Anyone Can answer this Please

Use the mirror equation.

http://hyperphysics.phy-astr.gsu.edu/hbase/geoopt/mireq.html

Thanks

To determine the direction and distance by which the object should be moved to double the size of the image formed by a convex mirror, we can use the magnification formula:

magnification (m) = -v/u

Where:
magnification (m) = 0.15 (given)
v = image distance (distance of the image from the mirror)
u = object distance (distance of the object from the mirror)

Since a convex mirror always forms a virtual, diminished, and erect image, the magnification is always negative. However, for convenience, we'll consider the absolute value of the magnification (0.15) and assign the negative sign later, indicating the virtual nature of the image.
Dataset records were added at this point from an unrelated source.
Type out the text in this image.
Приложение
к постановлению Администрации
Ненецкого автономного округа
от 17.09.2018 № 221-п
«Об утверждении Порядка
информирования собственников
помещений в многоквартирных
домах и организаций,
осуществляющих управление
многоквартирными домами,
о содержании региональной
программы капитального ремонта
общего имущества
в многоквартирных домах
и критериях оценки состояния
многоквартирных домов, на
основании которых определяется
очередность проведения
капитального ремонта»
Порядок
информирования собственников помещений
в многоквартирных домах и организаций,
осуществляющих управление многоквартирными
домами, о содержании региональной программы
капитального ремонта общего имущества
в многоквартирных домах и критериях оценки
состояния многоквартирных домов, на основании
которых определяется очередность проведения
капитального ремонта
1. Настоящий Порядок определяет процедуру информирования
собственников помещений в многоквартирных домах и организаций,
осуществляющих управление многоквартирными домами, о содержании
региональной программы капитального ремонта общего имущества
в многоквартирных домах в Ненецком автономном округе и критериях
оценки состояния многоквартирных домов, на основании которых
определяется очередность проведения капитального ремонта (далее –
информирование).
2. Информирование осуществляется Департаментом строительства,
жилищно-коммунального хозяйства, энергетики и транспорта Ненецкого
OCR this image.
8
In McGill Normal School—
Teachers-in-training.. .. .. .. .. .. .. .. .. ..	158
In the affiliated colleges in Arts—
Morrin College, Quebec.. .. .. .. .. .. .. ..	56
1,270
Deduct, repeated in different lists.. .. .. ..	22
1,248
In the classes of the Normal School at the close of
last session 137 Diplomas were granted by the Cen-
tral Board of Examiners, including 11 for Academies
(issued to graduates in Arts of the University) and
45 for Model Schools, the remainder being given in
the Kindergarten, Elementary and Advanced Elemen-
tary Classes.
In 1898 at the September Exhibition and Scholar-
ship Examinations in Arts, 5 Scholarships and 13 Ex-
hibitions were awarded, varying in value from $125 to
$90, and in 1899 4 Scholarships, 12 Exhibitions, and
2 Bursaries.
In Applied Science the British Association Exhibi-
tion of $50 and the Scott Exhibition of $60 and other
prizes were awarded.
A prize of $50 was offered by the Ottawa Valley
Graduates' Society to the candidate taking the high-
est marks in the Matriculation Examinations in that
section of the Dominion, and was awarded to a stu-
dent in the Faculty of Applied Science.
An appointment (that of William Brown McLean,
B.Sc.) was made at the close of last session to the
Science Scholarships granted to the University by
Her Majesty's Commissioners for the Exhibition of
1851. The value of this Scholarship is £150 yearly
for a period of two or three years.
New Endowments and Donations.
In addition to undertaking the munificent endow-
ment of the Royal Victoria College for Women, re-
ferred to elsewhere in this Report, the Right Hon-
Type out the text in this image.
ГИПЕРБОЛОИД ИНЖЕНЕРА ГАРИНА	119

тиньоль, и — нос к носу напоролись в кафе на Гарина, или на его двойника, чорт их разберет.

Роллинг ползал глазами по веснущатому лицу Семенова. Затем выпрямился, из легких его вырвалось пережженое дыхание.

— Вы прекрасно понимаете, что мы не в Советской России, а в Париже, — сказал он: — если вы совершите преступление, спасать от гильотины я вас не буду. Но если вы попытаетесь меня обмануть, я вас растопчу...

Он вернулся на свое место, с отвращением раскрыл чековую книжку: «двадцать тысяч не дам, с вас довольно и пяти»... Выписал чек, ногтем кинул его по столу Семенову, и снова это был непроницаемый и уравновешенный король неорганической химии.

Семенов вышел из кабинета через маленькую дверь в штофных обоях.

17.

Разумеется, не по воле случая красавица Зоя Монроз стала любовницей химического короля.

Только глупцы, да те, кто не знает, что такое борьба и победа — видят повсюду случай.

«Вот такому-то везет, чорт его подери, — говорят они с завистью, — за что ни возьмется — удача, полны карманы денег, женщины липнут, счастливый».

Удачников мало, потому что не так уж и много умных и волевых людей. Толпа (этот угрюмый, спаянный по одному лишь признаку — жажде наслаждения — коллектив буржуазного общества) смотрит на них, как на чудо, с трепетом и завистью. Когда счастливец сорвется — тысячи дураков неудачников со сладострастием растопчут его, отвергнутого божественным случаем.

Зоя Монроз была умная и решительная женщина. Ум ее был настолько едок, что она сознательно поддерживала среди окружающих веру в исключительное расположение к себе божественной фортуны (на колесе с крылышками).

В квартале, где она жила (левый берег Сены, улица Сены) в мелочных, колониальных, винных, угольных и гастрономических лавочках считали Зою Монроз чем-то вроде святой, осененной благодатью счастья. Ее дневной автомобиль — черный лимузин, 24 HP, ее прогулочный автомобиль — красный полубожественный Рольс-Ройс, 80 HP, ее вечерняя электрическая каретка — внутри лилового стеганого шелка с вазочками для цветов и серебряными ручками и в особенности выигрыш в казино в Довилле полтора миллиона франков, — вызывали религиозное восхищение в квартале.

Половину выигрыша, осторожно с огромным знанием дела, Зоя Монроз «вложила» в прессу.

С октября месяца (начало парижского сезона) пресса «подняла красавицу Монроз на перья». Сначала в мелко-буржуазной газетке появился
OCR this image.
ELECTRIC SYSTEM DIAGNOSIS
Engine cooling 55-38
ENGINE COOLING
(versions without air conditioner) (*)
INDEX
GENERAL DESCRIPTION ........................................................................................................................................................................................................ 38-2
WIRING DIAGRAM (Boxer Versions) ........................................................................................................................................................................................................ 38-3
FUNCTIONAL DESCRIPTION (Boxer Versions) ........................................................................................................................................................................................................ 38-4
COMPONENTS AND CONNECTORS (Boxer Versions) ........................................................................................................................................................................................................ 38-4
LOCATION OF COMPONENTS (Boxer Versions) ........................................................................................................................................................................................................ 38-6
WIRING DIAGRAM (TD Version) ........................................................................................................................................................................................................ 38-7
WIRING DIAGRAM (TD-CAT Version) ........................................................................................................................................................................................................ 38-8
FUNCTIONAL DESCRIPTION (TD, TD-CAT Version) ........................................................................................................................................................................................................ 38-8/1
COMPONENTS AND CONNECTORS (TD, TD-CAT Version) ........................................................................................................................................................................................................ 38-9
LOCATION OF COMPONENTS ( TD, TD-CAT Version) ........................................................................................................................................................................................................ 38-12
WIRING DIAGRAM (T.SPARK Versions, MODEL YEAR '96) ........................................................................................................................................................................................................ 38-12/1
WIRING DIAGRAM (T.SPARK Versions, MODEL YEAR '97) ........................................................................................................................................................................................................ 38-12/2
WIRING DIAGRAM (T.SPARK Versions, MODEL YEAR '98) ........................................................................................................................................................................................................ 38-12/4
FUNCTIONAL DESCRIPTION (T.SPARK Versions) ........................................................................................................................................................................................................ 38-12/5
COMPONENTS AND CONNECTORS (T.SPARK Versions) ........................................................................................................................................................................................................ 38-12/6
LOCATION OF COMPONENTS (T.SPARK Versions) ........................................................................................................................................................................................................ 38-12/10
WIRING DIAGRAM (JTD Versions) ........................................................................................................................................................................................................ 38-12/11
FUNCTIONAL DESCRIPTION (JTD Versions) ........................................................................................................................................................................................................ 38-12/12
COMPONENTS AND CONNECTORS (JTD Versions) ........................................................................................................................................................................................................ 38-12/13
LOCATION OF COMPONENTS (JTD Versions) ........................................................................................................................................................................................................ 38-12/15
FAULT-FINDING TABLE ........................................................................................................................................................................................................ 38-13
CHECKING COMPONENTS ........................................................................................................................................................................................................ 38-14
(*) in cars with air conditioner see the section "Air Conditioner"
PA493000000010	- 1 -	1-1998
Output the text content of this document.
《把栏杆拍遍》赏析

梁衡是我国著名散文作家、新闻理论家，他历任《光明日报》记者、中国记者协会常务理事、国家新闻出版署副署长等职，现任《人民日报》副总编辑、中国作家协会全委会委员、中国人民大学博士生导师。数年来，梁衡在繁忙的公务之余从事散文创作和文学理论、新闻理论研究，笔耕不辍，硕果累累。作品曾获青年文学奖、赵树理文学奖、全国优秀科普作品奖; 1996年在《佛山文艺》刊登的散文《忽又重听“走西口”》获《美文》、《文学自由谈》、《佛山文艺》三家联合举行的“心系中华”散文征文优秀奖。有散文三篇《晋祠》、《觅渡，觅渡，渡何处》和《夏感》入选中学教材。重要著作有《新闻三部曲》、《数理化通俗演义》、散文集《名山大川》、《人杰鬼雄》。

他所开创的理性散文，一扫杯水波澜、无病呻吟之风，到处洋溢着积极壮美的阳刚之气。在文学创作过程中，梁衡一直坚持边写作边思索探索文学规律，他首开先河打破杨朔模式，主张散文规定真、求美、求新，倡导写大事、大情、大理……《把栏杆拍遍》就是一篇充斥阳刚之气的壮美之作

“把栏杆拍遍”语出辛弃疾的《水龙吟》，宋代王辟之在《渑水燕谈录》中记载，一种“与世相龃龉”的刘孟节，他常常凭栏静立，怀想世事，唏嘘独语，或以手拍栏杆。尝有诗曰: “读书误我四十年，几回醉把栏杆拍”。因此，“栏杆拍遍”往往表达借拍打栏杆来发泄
We can rewrite the magnification formula as:

m = -1/v
v = -1/m

Given the magnification (m) is 0.15, we can calculate the image distance (v):

v = -1/0.15
v = -6.67 cm (approximately)

The negative sign indicates a virtual image formed by a convex mirror.

To double the size of the image, we need to calculate the new image distance (v2) while keeping the same magnification:

magnification (m2) = 2 * 0.15
m2 = 0.3

Using the magnification formula:

m2 = -v2/u
0.3 = -v2/u

Since the magnification is negative, we can rewrite the equation as:

0.3 = v2/u

Since we know v2 = -6.67 cm, we can substitute the values and solve for u:

0.3 = -6.67/u

Cross-multiplying:

u = -6.67/0.3
u = -22.23 cm (approximately)

Therefore, to double the size of the image formed by a convex mirror with a magnification of 0.15, the object should be moved 22.23 cm toward the mirror. The negative sign, as before, denotes the direction (towards the mirror).